Slowly, she traipsed toward the casket, her footsteps sounding like bass drum beats. She stared down at the body: him in zombie-like repose; her face no doubt matching his. The funeral parlor had added touches of makeup to his face, to the point of making him look like a porcelain doll. She glared at the lifeless blob of flesh. No sign of her father rested within. This...this shell merely represented what he sort of looked like.
She chewed on her lower lip, considering Marco’s suggestion to speak from her heart. Her hands rested on the edge of the coffin. Several phrases rolled through her mind, begging to be selected. Finally, she chose a path of phrases.
She looked right and left to make sure no one else listened. Relief washed through her to see she stood alone like she’d been granted a private viewing. Her gaze rested on his face. She extended a fingertip and gingerly touched his cheek.
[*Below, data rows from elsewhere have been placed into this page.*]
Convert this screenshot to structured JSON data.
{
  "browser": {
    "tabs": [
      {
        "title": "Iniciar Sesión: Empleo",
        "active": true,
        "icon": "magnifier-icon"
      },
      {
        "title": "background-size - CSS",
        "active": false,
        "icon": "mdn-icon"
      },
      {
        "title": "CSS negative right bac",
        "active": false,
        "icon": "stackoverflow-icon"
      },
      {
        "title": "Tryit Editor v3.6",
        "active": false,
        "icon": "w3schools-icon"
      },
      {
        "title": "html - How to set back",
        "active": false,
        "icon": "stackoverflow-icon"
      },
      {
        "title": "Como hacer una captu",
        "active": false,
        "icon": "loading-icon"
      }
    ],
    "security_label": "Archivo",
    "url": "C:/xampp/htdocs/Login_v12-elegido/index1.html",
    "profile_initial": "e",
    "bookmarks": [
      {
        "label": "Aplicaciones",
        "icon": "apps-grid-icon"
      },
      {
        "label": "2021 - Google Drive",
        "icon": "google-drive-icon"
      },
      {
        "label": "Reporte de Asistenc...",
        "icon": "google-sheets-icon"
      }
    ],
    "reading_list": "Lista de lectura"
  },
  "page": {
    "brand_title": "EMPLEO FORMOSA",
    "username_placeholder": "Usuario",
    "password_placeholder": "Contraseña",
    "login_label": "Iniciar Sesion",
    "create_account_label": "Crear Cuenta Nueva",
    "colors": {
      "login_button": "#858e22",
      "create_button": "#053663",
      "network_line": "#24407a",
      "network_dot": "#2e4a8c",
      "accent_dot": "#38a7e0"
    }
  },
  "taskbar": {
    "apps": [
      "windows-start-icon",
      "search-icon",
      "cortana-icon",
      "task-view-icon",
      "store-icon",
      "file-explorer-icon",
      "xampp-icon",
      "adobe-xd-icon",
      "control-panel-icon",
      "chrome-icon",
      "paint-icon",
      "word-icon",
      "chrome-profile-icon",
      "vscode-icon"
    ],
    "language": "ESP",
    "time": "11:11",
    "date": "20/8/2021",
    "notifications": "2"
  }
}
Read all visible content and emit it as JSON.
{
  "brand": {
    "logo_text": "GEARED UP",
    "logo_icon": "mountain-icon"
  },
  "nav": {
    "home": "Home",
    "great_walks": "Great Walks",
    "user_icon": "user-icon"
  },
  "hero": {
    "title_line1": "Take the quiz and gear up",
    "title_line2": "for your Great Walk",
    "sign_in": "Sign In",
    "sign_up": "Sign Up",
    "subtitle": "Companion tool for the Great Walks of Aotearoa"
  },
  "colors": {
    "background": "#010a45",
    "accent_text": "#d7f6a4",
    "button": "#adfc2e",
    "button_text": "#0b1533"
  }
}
“Ew,” she whispered. “Lifeless and cool.” She clutched the rim of the casket again. “You’re an idiot, you know that? You could have told me you fucked up in the father department.” She glanced around the room again to make sure no one had entered. “You had a million chances. You could have told me six months ago when I flew out to see you. Instead, you talked about Carol and told me I needed to buy a car.” She let out a deep sigh. “I don’t forgive you. Not yet. Maybe not ever. If you say you tried to make amends, so be it. Better luck next time. On my end, I’m going to work really, really hard to not want to blow-torch your face when I think of you.” An unexpected chuckle flew from her lips. “Okay, okay, strike that. Let’s let bygones be bygones, what do you say. And may we never meet again. And if we do, by God the first thing out of your lips better be how sorry you are for everything you did—every blow, every lecture, every shouting match, every strike of the belt.”
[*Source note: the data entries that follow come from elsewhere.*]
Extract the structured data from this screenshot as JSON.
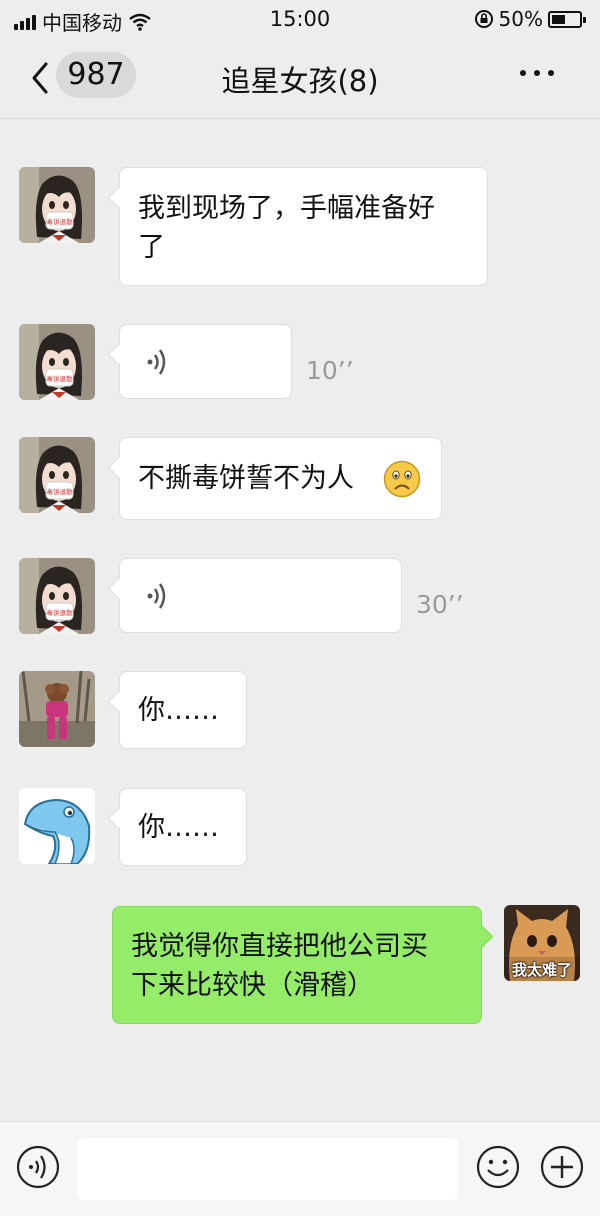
{
  "status_bar": {
    "carrier": "中国移动",
    "time": "15:00",
    "battery": "50%",
    "battery_level": 0.5
  },
  "nav": {
    "unread_count": "987",
    "title": "追星女孩(8)"
  },
  "messages": [
    {
      "side": "left",
      "type": "text",
      "text_line1": "我到现场了，手幅准备好",
      "text_line2": "了"
    },
    {
      "side": "left",
      "type": "voice",
      "duration": "10’’"
    },
    {
      "side": "left",
      "type": "text",
      "text": "不撕毒饼誓不为人",
      "emoji": "frown"
    },
    {
      "side": "left",
      "type": "voice",
      "duration": "30’’"
    },
    {
      "side": "left",
      "type": "text",
      "text": "你……"
    },
    {
      "side": "left",
      "type": "text",
      "text": "你……"
    },
    {
      "side": "right",
      "type": "text",
      "text_line1": "我觉得你直接把他公司买",
      "text_line2": "下来比较快（滑稽）"
    }
  ],
  "self_avatar_caption": "我太难了",
  "mask_text": "毒饼退散",
  "colors": {
    "background": "#ededed",
    "bubble_self": "#95ec69",
    "bubble_other": "#ffffff"
  },
  "icons": [
    "back-chevron-icon",
    "more-dots-icon",
    "voice-wave-icon",
    "voice-toggle-icon",
    "emoji-icon",
    "plus-icon"
  ]
}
A tremendous weight fell from her shoulders. She began to shake, as if her soul shook free long-held emotion “And...if there’s such a thing as reincarnation...let’s not be born into the same family unit, okay? If we do, I swear to God I’m going to be sober. If I’m sorry for anything, it’s that I couldn’t face you without numbing myself first.” Her eyes did another quick dart and scan. “And, uh...amen or whatever you’re supposed to say. Find peace somewhere. Make amends. Bah da dum,” she added, fingering a small drum riff.
She turned to see Dante and Kennedy, standing in the doorway. “Your turn,” she said to them.
“You okay?” Dante said as she stepped toward the pair.
“Never been better,” she said, her arms trembling. “As for you,” she said to Marco, hanging back behind Kennedy. “You’re coming with me, right now.” She seized the collar of his shirt and dragged him out of the Larkspur club, uttering, “I might have to fuck you hard in the limo before I have my way with you all night long in the hotel.”
He laughed.
“As long as you’re not the only one having their way. I’ve got some ideas, too.” As they exited the club, he said, “I take it you got closure?”
“More or less,” she said. “But enough talk about me and my mental state. Let’s get down to business in a physical kind of way.”
“What, exactly, do you have in mind?” Marco said, with a seductive grin on his face.
“Show and tell, baby. And it’s show time.”